Lénine et Rosa Luxemburg ont souligné l’apparition d’un capitalisme monopoliste au début du XXe siècle, caractérisé par l’alliance entre l’industrie et la finance pour former une « oligarchie financière » dominant le monde par l’exportation des capitaux. Cette période a également vu l’essor du colonialisme et des investissements dans les pays émergents. Ces analyses de l’impérialisme ont été influencées par l’ouvrage d’Hilferding, Le Capital financier (1910), qui a évoqué la possibilité d’un « ultra-impérialisme » caractérisé par des ententes entre grandes entreprises, conduisant à une planification capitaliste internationale.

Au lendemain de la Seconde Guerre mondiale, une nouvelle présentation de l’analyse marxiste a émergé, qualifiant la période des Trente Glorieuses de « capitalisme monopoliste d’État ». Cette thèse, qui prévalait dans l’après-guerre, considérait que l’État fixait les règles du jeu économique en faveur des monopoles industriels et financiers. Des courants tels que le régulationnisme, influencés par Keynes et Schumpeter, ont également intégré des éléments marxistes dans leur analyse de la domination structurelle.

Cependant, la chute des économies de l’Est et l’émergence de la Chine ont contribué à un recul général des thèses marxistes

Néanmoins, on peut toujours trouver une actualité des théories marxistes, notamment dans des ouvrages anglo-saxons qui analysent les liens entre mondialisation et impérialisme. Certains auteurs mettent en avant le rôle de la force militaire américaine dans la domination impériale, tandis que d’autres soulignent l’importance de l’État dans le cadre de la mondialisation.

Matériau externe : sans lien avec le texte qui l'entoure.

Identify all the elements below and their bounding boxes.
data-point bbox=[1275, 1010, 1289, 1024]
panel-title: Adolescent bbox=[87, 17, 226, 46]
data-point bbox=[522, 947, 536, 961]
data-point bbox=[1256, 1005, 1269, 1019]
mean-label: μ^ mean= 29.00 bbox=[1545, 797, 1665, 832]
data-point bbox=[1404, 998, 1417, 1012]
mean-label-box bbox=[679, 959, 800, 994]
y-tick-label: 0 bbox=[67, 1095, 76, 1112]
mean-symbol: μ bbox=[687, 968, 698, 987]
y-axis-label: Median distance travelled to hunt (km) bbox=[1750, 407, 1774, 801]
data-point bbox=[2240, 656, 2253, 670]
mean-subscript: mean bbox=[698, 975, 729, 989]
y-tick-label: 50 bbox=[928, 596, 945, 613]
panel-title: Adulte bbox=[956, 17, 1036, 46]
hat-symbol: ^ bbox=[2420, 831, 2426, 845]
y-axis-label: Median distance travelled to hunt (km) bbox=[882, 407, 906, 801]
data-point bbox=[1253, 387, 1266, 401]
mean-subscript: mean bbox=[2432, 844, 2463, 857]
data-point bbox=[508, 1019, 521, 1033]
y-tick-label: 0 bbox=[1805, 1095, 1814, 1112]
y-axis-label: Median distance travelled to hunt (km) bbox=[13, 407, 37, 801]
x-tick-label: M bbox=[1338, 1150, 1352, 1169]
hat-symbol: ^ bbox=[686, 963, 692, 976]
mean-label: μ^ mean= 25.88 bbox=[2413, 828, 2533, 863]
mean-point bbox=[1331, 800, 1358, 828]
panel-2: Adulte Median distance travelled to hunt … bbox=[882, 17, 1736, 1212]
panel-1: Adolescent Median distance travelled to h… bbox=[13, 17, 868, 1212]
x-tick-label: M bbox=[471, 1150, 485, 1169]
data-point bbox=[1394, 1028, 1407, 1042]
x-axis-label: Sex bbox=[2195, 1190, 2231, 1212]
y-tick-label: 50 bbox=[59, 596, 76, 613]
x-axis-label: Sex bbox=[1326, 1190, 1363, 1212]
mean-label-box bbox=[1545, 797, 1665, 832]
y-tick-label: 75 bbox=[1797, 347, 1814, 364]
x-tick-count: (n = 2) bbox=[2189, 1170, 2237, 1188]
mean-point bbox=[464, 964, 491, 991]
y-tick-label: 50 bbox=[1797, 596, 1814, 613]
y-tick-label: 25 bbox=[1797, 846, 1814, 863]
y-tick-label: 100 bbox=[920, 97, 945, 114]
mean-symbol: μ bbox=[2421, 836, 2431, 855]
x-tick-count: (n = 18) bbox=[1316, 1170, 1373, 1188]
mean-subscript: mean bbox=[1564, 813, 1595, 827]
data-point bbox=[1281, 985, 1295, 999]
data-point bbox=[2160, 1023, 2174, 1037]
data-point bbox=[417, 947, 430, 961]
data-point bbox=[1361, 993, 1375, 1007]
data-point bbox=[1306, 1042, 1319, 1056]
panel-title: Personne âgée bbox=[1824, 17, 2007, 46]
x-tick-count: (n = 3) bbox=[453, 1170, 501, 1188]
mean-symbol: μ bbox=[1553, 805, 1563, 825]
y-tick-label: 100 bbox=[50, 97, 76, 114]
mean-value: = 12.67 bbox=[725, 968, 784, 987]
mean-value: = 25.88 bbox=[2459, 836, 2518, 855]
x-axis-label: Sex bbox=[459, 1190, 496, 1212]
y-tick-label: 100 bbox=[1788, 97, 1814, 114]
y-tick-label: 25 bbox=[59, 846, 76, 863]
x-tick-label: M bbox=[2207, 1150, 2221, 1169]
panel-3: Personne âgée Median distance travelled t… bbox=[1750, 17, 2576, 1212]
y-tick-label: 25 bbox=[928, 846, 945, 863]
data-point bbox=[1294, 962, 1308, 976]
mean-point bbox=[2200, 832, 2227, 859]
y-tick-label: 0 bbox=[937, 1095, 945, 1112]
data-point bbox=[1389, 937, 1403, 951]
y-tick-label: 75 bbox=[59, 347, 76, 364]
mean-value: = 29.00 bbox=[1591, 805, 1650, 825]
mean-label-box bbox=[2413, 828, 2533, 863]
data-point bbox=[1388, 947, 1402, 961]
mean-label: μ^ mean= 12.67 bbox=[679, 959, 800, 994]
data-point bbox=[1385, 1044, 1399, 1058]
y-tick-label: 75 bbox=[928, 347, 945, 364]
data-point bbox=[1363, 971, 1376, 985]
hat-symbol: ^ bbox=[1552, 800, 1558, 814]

De nouveaux mouvements, tels que l’altermondialisme, ont également émergé, reprenant en partie des éléments du discours internationaliste marxiste sur la mondialisation et les rapports internationaux.

Conclusion

L’héritage de Marx a donné lieu à des évolutions et à des interprétations variées du marxisme au fil du temps. Bien que certaines de ses prédictions aient été remises en question par les évolutions du capitalisme et des sociétés, l’analyse marxiste continue de susciter des débats et des réflexions dans la sphère scientifique et sociologique. Son influence a également été perceptible dans certains mouvements sociaux et politiques contemporains, même si elle est souvent mélangée à d’autres courants de pensée.